Multiplex, but not Cleveland, objected to ABC’s seeing the pleadings, saying that disclosure would lead to trial by media. And it would place Multiplex under the burden of having to comment to the press and report to the Australian stock exchange about the pleaded allegations to protect itself and its share price. Multiplex said that if ABC’s application were allowed “the floodgates would open”, with applications being made whenever documents were filed at court. The judge rejected these arguments. The critical factor for ABC was that the pleadings had been referred to in an earlier procedural hearing. Like most such hearings, it was held in public.
It was then but a short step for ABC to meet the second and final requirement – that it have a legitimate interest in disclosure. This is a low test. It was met because ABC wanted to see the pleadings for the purposes of making a programme about Multiplex for airing in Australia. The judge did not accept that because the litigation was complex, disclosure of the pleadings could give rise to selective and therefore unfair coverage. He said the position would be the same were the trial to be reported and in any case: “An informed press is in the position to analyse and explain”.
Court users beware: if you are drafting pleadings, submissions and witness statements you would be well advised to avoid including information not necessary to your case that might prove commercially awkward.

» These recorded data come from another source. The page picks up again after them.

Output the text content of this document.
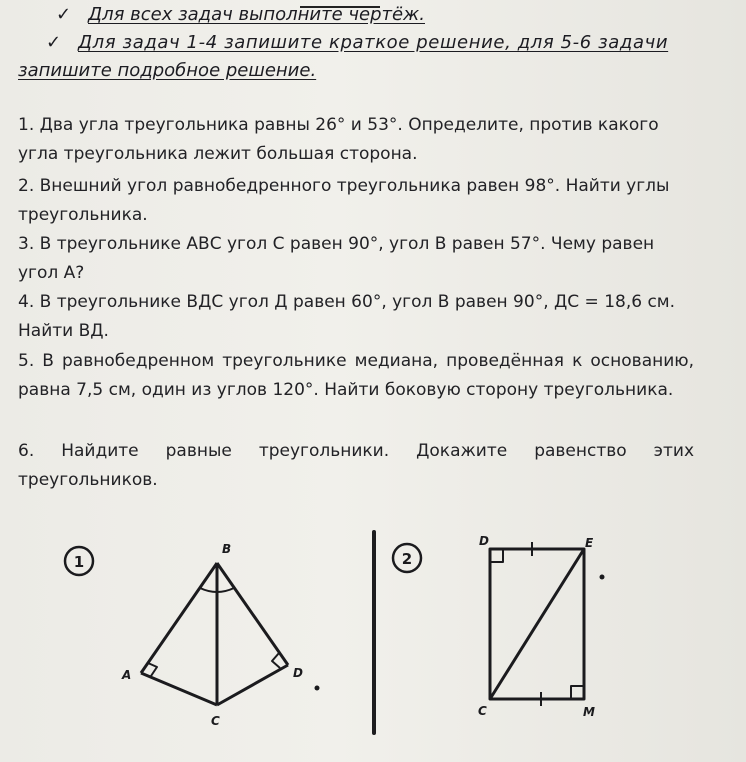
✓ Для всех задач выполните чертёж.
✓ Для задач 1-4 запишите краткое решение, для 5-6 задачи
запишите подробное решение.
1. Два угла треугольника равны 26° и 53°. Определите, против какого угла треугольника лежит большая сторона.
2. Внешний угол равнобедренного треугольника равен 98°. Найти углы треугольника.
3. В треугольнике АВС угол С равен 90°, угол В равен 57°. Чему равен угол А?
4. В треугольнике ВДС угол Д равен 60°, угол В равен 90°, ДС = 18,6 см. Найти ВД.
5. В равнобедренном треугольнике медиана, проведённая к основанию, равна 7,5 см, один из углов 120°. Найти боковую сторону треугольника.
6. Найдите равные треугольники. Докажите равенство этих треугольников.
1
B
A	D
C
2
D	E
C	M
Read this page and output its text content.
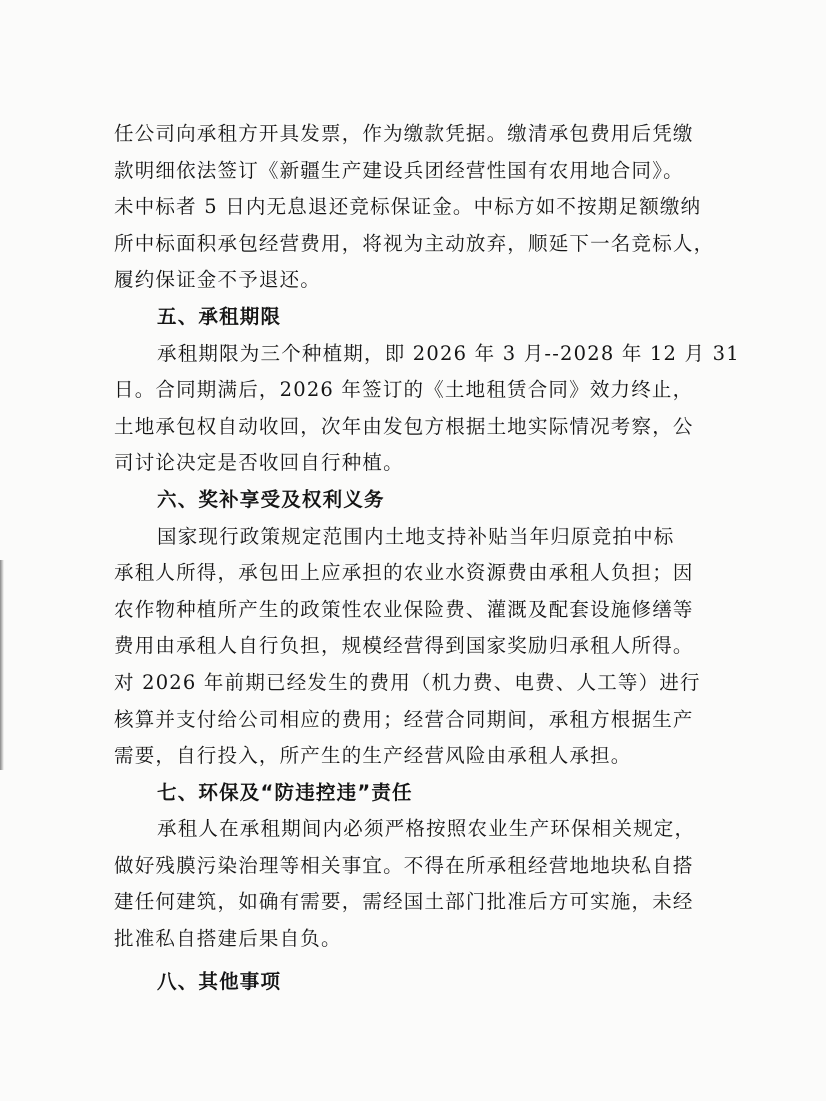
任公司向承租方开具发票，作为缴款凭据。缴清承包费用后凭缴
款明细依法签订《新疆生产建设兵团经营性国有农用地合同》。
未中标者 5 日内无息退还竞标保证金。中标方如不按期足额缴纳
所中标面积承包经营费用，将视为主动放弃，顺延下一名竞标人，
履约保证金不予退还。
五、承租期限
承租期限为三个种植期，即 2026 年 3 月--2028 年 12 月 31
日。合同期满后，2026 年签订的《土地租赁合同》效力终止，
土地承包权自动收回，次年由发包方根据土地实际情况考察，公
司讨论决定是否收回自行种植。
六、奖补享受及权利义务
国家现行政策规定范围内土地支持补贴当年归原竞拍中标
承租人所得，承包田上应承担的农业水资源费由承租人负担；因
农作物种植所产生的政策性农业保险费、灌溉及配套设施修缮等
费用由承租人自行负担，规模经营得到国家奖励归承租人所得。
对 2026 年前期已经发生的费用（机力费、电费、人工等）进行
核算并支付给公司相应的费用；经营合同期间，承租方根据生产
需要，自行投入，所产生的生产经营风险由承租人承担。
七、环保及“防违控违”责任
承租人在承租期间内必须严格按照农业生产环保相关规定，
做好残膜污染治理等相关事宜。不得在所承租经营地地块私自搭
建任何建筑，如确有需要，需经国土部门批准后方可实施，未经
批准私自搭建后果自负。
八、其他事项
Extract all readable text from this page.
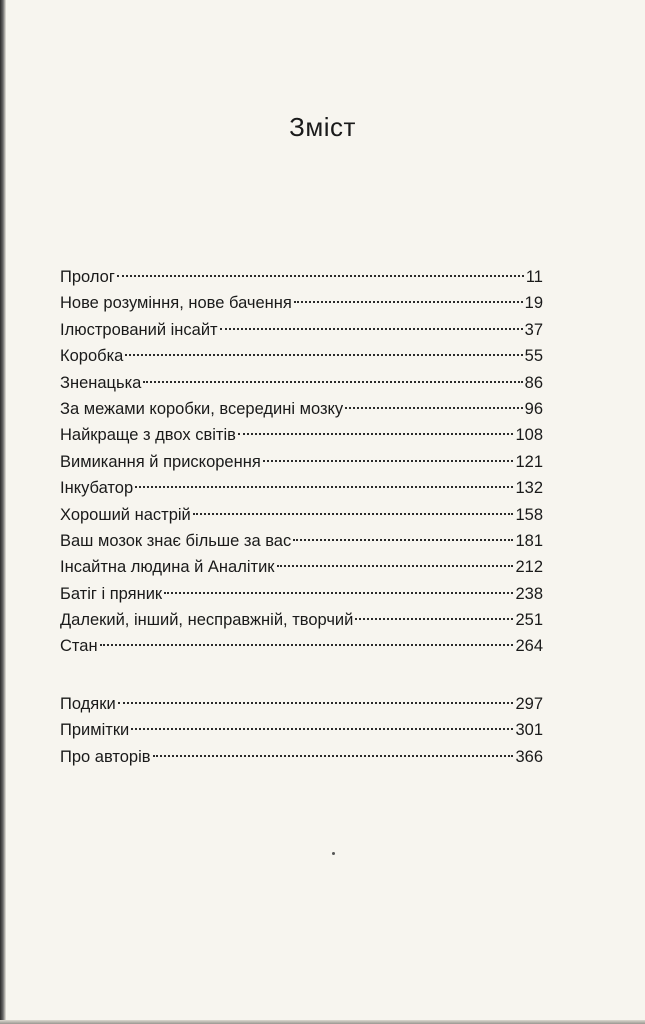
Зміст
Пролог	11
Нове розуміння, нове бачення	19
Ілюстрований інсайт	37
Коробка	55
Зненацька	86
За межами коробки, всередині мозку	96
Найкраще з двох світів	108
Вимикання й прискорення	121
Інкубатор	132
Хороший настрій	158
Ваш мозок знає більше за вас	181
Інсайтна людина й Аналітик	212
Батіг і пряник	238
Далекий, інший, несправжній, творчий	251
Стан	264
Подяки	297
Примітки	301
Про авторів	366
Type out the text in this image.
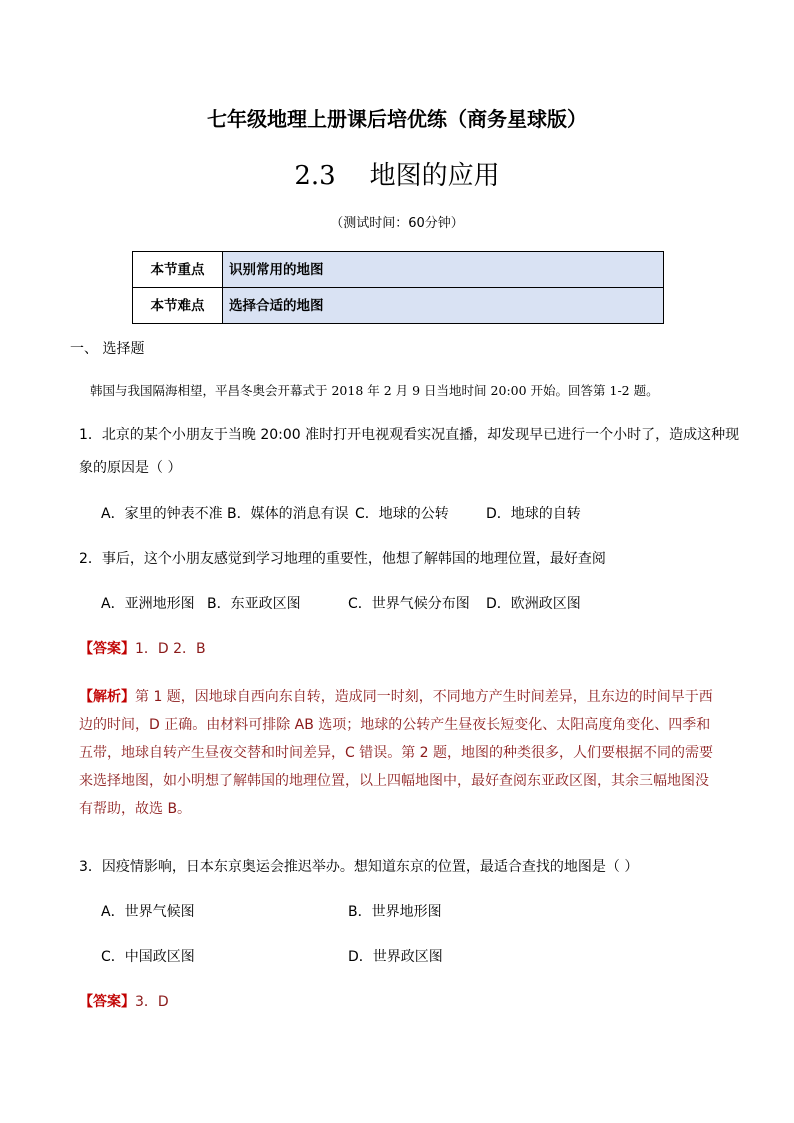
七年级地理上册课后培优练（商务星球版）
2.3 地图的应用
（测试时间：60分钟）
本节重点	识别常用的地图
本节难点	选择合适的地图
一、 选择题
韩国与我国隔海相望，平昌冬奥会开幕式于 2018 年 2 月 9 日当地时间 20:00 开始。回答第 1-2 题。
1．北京的某个小朋友于当晚 20:00 准时打开电视观看实况直播，却发现早已进行一个小时了，造成这种现
象的原因是（ ）
A．家里的钟表不准 B．媒体的消息有误 C．地球的公转	D．地球的自转
2．事后，这个小朋友感觉到学习地理的重要性，他想了解韩国的地理位置，最好查阅
A．亚洲地形图 B．东亚政区图	C．世界气候分布图 D．欧洲政区图
【答案】1．D 2．B
【解析】第 1 题，因地球自西向东自转，造成同一时刻，不同地方产生时间差异，且东边的时间早于西边的时间，D 正确。由材料可排除 AB 选项；地球的公转产生昼夜长短变化、太阳高度角变化、四季和五带，地球自转产生昼夜交替和时间差异，C 错误。第 2 题，地图的种类很多，人们要根据不同的需要来选择地图，如小明想了解韩国的地理位置，以上四幅地图中，最好查阅东亚政区图，其余三幅地图没有帮助，故选 B。
3．因疫情影响，日本东京奥运会推迟举办。想知道东京的位置，最适合查找的地图是（ ）
A．世界气候图	B．世界地形图
C．中国政区图	D．世界政区图
【答案】3．D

You should also avoid any statements that might contradict your position in any other proceedings.
In large disputes, which tend to attract publicity, procedural hearings regularly occur in which the court is referred to the pleadings and other documents detailing the parties’ positions. It is then easy for the press to obtain copies of those documents.
In fact, documents filed at court are disclosable even if the court has not yet referred to them. Many documents, such as pleadings, are filed at court during proceedings for administrative reasons. It is, however, necessary for an applicant to show strong grounds that it is in the interests of justice for disclosure to be ordered.
At the other extreme, there are three types of court document that the public is generally entitled to see as of right. First, there are claim forms – the documents previously known as writs. They state when proceedings were started and contain the parties’ names and addresses and brief details of the claim. On 1 October the court rules were amended to say that the “particulars of claim” attached to them, which provide the full details of the case, are not disclosable in this way. Some British media organisations are challenging this amendment.
Second, there are court orders produced during proceedings. These can tell third parties about the existence of other documents filed, or yet to be filed, at court. Finally there are judgments, which under the TCC guide will usually be handed down up to three months after the end of trial.
But what if you want your quarrel settled privately? Mediation and other forms of alternative dispute resolution enable the parties to reach agreement away from the public gaze.
Confidentiality is one of the reasons that parties choose to resolve their disputes by arbitration. For adjudications, some rules, such as TeCSA’s, provide for the proceedings to be confidential between the parties except as necessary to enforce the adjudicator’s decision.
Openness is the price court users pay for obtaining high-quality justice. The sight of justice being done is a safeguard against judicial arbitrariness and seeks to support public confidence in the justice system. But ask those involved in cause célèbre proceedings if the exposure is a price worth paying and they may say: “No comment”.